Like most small businesses, one has to balance the time, effort and cost of back-up and recovery plans against the likelihood
that said plans will be put to use. Given that, in more than a decade, we'd never lost power for any significant amount of
time: A "cross-your-fingers" plus UPS strategy seemed acceptable. That would get us through those short "brownouts" so popular
in New Jersey. It did not get us through Hurricane Frances.
While our Boca Raton headquarters was fortunate enough to be away from the eye, the area suffered significant damage, and,
not surprisingly, power went out. In Palm Beach County, more than 500,000 homes and businesses went dark - and stayed dark.
We've been through two more hurricanes since then (Ivan and Jeanne) so I can't even recall how long we were down, but it was
many days. No Web, no e-mail - as a company we appeared to vanish. Not good.
Once we came back online after Frances, we began to investigate ways to keep (at least) our Web online and our e-mail system
going. But, in less than two weeks - before we could even finish researching our options - Hurricane Jeanne struck. It followed
an eerily identical path as Frances, and - bam - down went our power.
Florida Power & Light was ready this time. Ready, that is to lower expectations. Their official announcement as the storm
moved through the area was, and I'm not joking, "All power will be restored within three weeks." I felt ill.
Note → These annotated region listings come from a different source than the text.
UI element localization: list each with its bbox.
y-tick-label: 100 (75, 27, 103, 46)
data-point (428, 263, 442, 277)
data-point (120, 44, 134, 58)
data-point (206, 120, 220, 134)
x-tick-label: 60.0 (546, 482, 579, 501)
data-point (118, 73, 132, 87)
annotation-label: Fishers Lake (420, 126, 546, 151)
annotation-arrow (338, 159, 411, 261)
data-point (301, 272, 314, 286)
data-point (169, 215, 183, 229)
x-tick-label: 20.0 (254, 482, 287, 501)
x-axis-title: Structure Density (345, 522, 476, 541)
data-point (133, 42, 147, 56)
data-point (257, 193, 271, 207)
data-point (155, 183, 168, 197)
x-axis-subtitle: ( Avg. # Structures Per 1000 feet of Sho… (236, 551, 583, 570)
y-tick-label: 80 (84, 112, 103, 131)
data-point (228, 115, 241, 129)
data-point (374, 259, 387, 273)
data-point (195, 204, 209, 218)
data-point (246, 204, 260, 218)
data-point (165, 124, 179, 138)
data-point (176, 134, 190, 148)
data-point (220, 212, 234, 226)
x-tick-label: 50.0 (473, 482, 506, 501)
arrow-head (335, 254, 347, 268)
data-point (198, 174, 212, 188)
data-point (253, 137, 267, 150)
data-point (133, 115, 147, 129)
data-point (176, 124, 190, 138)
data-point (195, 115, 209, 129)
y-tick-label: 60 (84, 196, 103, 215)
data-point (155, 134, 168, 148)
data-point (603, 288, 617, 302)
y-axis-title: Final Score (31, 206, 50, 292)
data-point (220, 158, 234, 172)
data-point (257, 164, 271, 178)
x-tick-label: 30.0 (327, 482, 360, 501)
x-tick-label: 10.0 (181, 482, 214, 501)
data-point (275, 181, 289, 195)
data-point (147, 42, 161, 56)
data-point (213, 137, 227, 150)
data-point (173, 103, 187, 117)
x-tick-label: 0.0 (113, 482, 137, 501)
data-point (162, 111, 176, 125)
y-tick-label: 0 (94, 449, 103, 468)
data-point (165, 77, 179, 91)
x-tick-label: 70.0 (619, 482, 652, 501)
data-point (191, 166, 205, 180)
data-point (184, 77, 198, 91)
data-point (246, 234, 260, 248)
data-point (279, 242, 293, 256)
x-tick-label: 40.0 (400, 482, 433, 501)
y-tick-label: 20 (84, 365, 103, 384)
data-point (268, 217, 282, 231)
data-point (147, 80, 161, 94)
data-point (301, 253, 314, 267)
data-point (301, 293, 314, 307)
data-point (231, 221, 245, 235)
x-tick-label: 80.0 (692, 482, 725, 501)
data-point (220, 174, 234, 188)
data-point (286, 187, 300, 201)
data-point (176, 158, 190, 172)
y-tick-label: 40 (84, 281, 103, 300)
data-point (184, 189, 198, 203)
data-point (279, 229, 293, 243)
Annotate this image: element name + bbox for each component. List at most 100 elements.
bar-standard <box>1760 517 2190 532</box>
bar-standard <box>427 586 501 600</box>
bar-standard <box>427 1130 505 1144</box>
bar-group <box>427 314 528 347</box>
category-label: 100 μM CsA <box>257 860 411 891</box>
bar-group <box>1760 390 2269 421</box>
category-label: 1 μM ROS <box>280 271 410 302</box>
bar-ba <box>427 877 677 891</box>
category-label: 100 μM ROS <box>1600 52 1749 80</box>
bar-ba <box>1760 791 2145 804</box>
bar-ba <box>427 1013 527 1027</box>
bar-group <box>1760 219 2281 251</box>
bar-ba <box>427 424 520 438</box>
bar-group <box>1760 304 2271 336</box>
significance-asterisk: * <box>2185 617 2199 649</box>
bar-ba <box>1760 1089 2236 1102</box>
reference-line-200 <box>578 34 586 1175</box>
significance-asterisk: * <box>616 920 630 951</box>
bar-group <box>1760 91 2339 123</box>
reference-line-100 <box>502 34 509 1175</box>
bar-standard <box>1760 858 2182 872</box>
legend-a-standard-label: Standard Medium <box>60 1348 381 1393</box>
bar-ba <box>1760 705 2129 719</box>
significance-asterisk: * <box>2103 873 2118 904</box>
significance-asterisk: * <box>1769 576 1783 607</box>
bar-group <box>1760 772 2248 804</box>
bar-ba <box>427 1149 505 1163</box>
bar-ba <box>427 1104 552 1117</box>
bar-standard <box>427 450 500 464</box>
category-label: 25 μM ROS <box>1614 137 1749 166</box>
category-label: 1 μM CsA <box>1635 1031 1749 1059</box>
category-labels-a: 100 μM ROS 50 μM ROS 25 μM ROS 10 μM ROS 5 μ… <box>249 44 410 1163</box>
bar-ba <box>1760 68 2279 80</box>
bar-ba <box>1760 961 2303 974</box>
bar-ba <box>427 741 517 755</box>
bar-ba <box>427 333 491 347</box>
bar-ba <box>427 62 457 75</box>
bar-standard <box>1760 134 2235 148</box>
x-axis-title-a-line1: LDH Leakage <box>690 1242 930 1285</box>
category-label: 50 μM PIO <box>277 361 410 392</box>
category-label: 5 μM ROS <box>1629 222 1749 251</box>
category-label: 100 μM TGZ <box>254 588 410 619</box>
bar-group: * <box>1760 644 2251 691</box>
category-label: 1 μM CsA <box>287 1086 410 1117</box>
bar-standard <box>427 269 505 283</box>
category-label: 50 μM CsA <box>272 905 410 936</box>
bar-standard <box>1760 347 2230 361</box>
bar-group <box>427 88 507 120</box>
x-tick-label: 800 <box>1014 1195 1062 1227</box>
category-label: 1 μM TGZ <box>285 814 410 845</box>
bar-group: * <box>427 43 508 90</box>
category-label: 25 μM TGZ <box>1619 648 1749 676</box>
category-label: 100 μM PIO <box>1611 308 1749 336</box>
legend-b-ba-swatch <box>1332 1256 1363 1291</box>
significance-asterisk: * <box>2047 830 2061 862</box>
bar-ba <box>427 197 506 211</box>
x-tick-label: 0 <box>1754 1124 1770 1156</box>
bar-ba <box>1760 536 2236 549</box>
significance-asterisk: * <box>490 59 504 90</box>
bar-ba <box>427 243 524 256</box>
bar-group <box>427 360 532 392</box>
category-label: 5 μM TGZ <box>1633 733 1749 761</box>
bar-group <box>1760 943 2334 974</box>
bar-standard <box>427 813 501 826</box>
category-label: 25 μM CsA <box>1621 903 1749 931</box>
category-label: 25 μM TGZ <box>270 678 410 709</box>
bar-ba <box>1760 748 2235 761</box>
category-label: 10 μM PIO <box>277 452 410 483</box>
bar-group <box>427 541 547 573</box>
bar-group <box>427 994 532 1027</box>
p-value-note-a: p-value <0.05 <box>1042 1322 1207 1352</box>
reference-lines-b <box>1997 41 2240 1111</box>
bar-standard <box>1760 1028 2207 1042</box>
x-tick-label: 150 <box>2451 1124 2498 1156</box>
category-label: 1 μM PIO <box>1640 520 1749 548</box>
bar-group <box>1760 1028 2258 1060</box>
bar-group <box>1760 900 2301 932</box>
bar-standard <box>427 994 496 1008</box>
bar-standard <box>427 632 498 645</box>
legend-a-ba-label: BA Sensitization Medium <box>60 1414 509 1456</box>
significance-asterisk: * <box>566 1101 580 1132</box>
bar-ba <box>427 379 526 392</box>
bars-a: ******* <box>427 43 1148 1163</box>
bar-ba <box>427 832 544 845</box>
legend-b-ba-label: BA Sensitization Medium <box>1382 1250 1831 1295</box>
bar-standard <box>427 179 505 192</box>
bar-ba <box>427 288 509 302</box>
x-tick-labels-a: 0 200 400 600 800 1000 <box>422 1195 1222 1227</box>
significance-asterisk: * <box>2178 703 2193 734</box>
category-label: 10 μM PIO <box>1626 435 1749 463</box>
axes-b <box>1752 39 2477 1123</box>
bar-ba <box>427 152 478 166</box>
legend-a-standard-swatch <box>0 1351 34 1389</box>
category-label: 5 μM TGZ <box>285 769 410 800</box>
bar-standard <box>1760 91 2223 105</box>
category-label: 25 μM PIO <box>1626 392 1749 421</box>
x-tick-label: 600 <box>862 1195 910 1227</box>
With little else to do from my broadband-enabled evacuation enclave, I decided that doing something was better than doing
nothing and decided to give "instant disaster recovery" a fling.
My plan: Find a hosting service not in Florida that supports ASP.NET, open an account, use FTP to copy the backup of the Web site I keep on my laptop - including the several hundred documents
we've published in the past decade or so, call Qwest to change the DNS to point to the hosting site, be back online.